When she performs her one-woman show McKelvey said frequently people come up to her afterward, thank her, and share their own stories.
I thought I was telling the story like it was a novelty. Like people would be like, ’Oh, that’s so weird’. And what happened was because I told all the emotions of you know, growing up as a teenage girl, trying to get through high school, trying to date, trying to have your first sexual experiences, trying to be okay when you look in the mirror, it turned out it was a completely universal thing. And now I’ve had a lot of women come up to me who have had mastectomies because they do know what it’s like to be missing a breast now,” said McKelvey.
Mandee McKelvey’s ability to tell her stories is what inspired Jessica Mathis to work with her. Mathis, also a comedian and producer, is partnering with McKelvey to create the comedy special for streaming. She can relate to McKelvey's stories.

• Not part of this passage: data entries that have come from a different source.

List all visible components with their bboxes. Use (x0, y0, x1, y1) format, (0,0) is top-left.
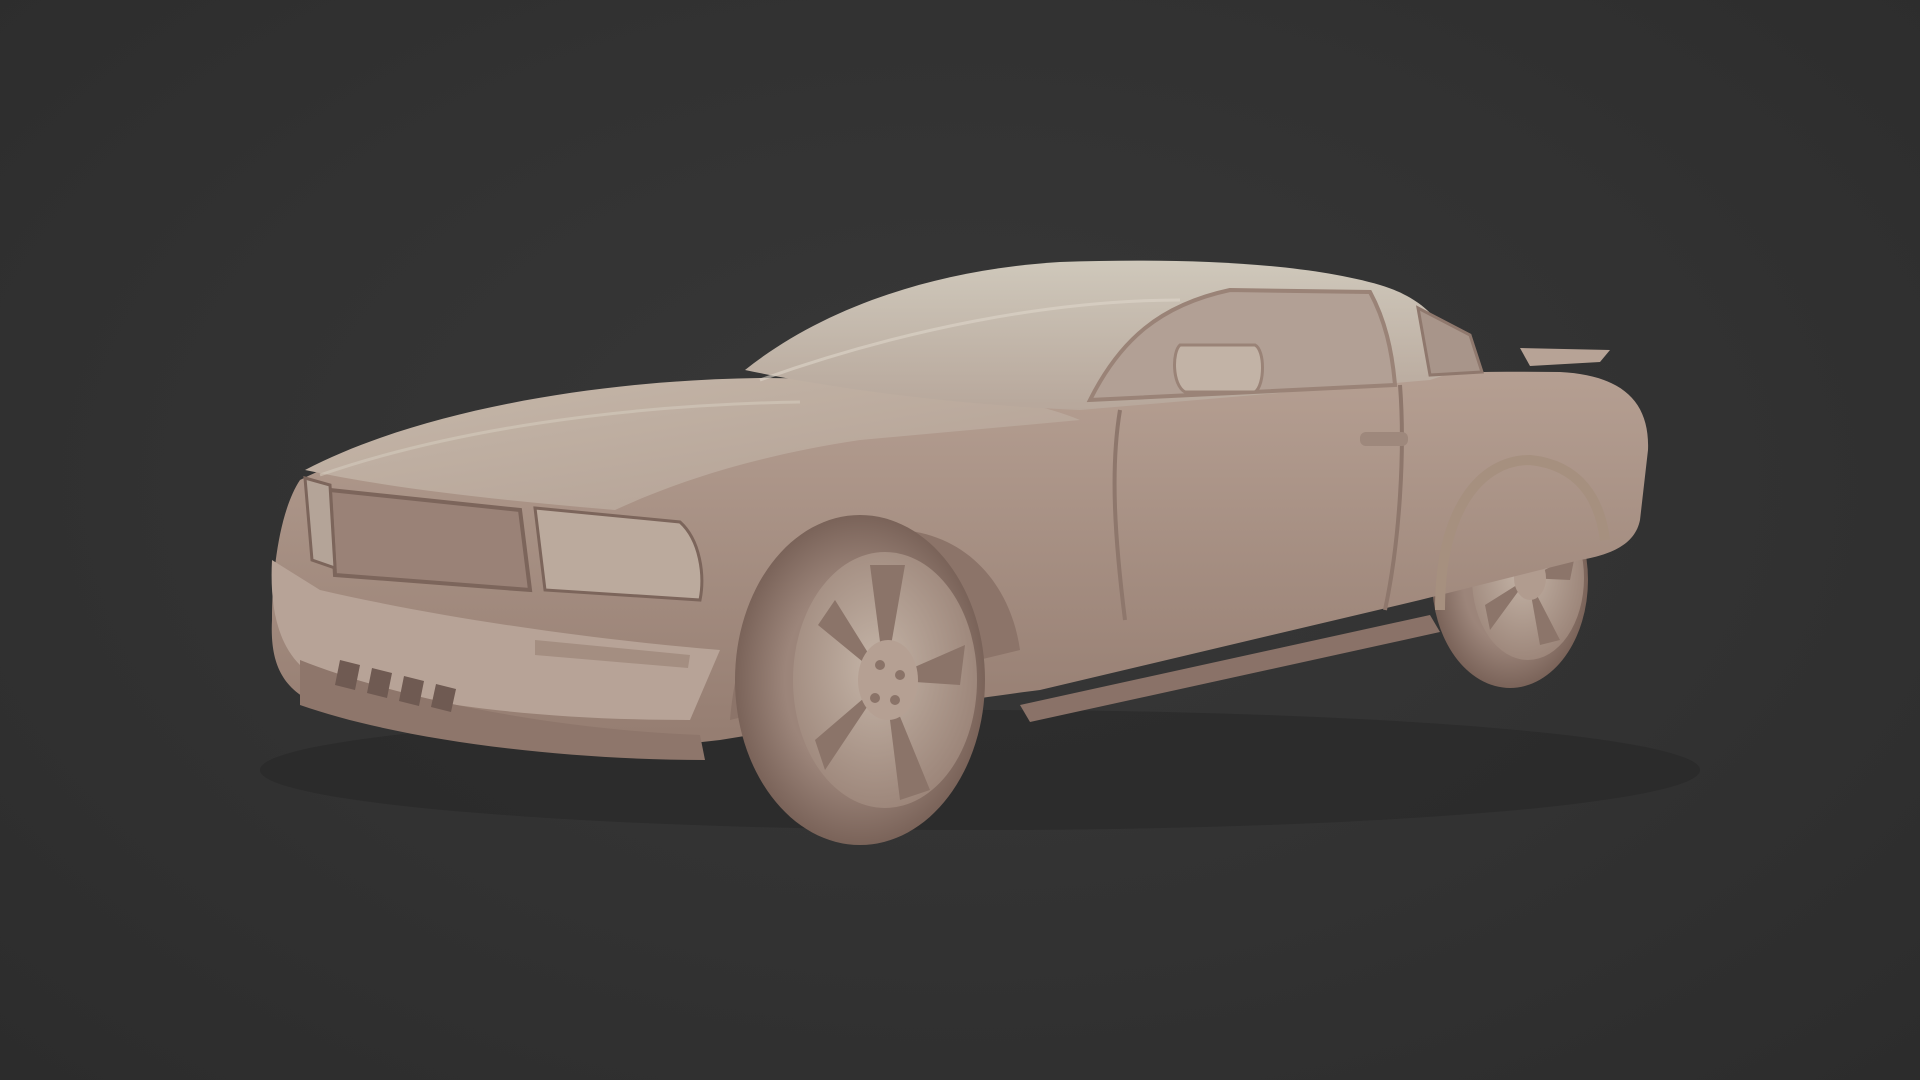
quarter-window (1415, 305, 1485, 377)
door-handle (1360, 432, 1408, 446)
car-icon (260, 260, 1700, 845)
rear-spoiler (1520, 348, 1610, 366)
side-mirror (1173, 343, 1264, 394)
render-viewport (0, 0, 1920, 1080)
headlight-right (533, 506, 704, 602)
front-wheel (735, 515, 985, 845)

”I had a breast reduction last year, so it resonated with me the kind of opinions that people have about that, especially men. For example, my neurologist when I told him I had planned to do that asked me if I had asked my husband. I don’t even have a husband. And so, her show really spoke to me," reported Mathis.
Mathis said The Kentucky Foundation for Women, a non-profit that supports female artists making a difference awarded McKelvey and Mathis a sizable grant to produce this show. Mathis said the grant makes sense because she said this comedy special is an important part of art.
“The important thing is, is that it reaches out, and lets others know they’re not alone and then you become aware and realize this is a thing people are dealing with and maybe we should look at it a little closer,” said Mathis.
Mathis said Mandee McKelvey’s comedy special is scheduled to be recorded in early November with plans to eventually be distributed for streaming.